テロワール
テロワールとは
テロワールという概念について
テロワール (terroir) とは、フランス語で『大地』を意味する (terre) 、さらに遡るとラテン語『領地』を意味するテリトリウム (territorium) が語源で、12世紀 ワインづくりのメッカであるフランス ブルゴーニュで既に存在していました。
日本語や英語など他言語ではあてはまる単語がない『言葉』というよりも、フランスの長い ワインづくりの歴史に根ざした、ぶどう畑を取り巻く全ての生育環境を総称する『概念』と考えられています。
テロワールを構成する要素
テロワールを構成する4つの自然的要素とは、
- 地質 - 土より下の岩石・地層の性質や種類
- 土壌 - 土。表面を覆っている鉱物、有機物、生物の混合物
- 地形 - 陽当たり、標高差、水はけ、風通りなど
- 気候 - 気温、日照時間、降水量など
土の成分や地形・気象条件など畑を取り巻く全ての自然的環境が、そこで育つワインの味を決める重要な要素である = 固有の畑で作られるワインの味は、それぞれ特有の個性を表す。という考えは、「テロワールがワインによく表れている。」と表現されます。
技術や哲学など “人的介入”の要素
生育の自然的環境の概念に加え、生産者や加工者の技術や哲学など 『人的介入』も重要な要素と考えられています。

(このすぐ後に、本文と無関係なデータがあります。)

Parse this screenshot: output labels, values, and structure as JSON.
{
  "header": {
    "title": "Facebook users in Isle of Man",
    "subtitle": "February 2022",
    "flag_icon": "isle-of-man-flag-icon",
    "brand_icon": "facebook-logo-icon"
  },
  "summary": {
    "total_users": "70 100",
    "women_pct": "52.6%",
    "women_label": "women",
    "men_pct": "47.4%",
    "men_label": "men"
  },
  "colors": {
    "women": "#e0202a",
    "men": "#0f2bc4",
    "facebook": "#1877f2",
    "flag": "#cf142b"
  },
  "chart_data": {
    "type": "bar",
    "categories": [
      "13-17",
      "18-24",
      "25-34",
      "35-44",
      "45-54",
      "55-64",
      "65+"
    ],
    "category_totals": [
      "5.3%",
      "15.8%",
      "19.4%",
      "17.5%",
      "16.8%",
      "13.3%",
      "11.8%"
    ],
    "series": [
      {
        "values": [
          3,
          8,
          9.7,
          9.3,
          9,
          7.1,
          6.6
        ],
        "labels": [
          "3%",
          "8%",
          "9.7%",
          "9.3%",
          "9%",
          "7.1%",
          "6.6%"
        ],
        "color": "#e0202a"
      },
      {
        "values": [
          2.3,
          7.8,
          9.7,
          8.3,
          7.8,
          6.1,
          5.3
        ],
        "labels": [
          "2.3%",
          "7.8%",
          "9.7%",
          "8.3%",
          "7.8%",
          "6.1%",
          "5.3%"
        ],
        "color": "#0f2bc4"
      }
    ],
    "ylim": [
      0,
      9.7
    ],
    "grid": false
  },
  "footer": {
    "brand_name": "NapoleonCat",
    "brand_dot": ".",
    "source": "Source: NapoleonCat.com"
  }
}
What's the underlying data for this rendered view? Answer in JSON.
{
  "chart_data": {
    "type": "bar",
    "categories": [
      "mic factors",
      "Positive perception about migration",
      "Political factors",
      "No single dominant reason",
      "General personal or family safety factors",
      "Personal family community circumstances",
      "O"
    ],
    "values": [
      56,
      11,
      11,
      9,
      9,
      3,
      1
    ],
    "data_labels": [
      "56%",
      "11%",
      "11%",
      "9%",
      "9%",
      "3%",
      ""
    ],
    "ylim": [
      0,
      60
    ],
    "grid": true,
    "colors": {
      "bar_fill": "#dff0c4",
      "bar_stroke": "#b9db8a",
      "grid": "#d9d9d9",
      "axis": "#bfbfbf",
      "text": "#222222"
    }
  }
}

与えられた自然条件の中で、その地の特徴を最大限に活かす為に、どの品種が最適であるかの選定から、土壌・作物の管理など栽培のノウハウに加え、生産者の努力と熱意、どのようなコンセプトで畑や作物を作っているのかという哲学など、『人』という要素は、テロワールを語る上で不可欠と言えます。
様々な自然環境を通して表現される食の個性
今日、テロワールという言葉はワイン以外にも農作物やチーズ、牡蠣などの海産物、そしてお茶の世界でもその生産地域的な味の個性を表現するために使用されることが多くなりました。例えば、日本で生産されるお茶の約8割を占めているやぶきた種。同じ村の畑であっても比較的日当たりのよい低地の畑と寒暖差の大きい高所で育つ茶葉は、環境の違いによって味に違いが生まれます。また自然栽培であるのか、与える肥料の種類や量などによってもこの環境の違いによる味の個性をテロワールで表現することができます。
テロワールとは、自然環境と人的介入、それを取り巻く歴史や風土の複雑な唯一無二の組み合わせの結果であると言えます。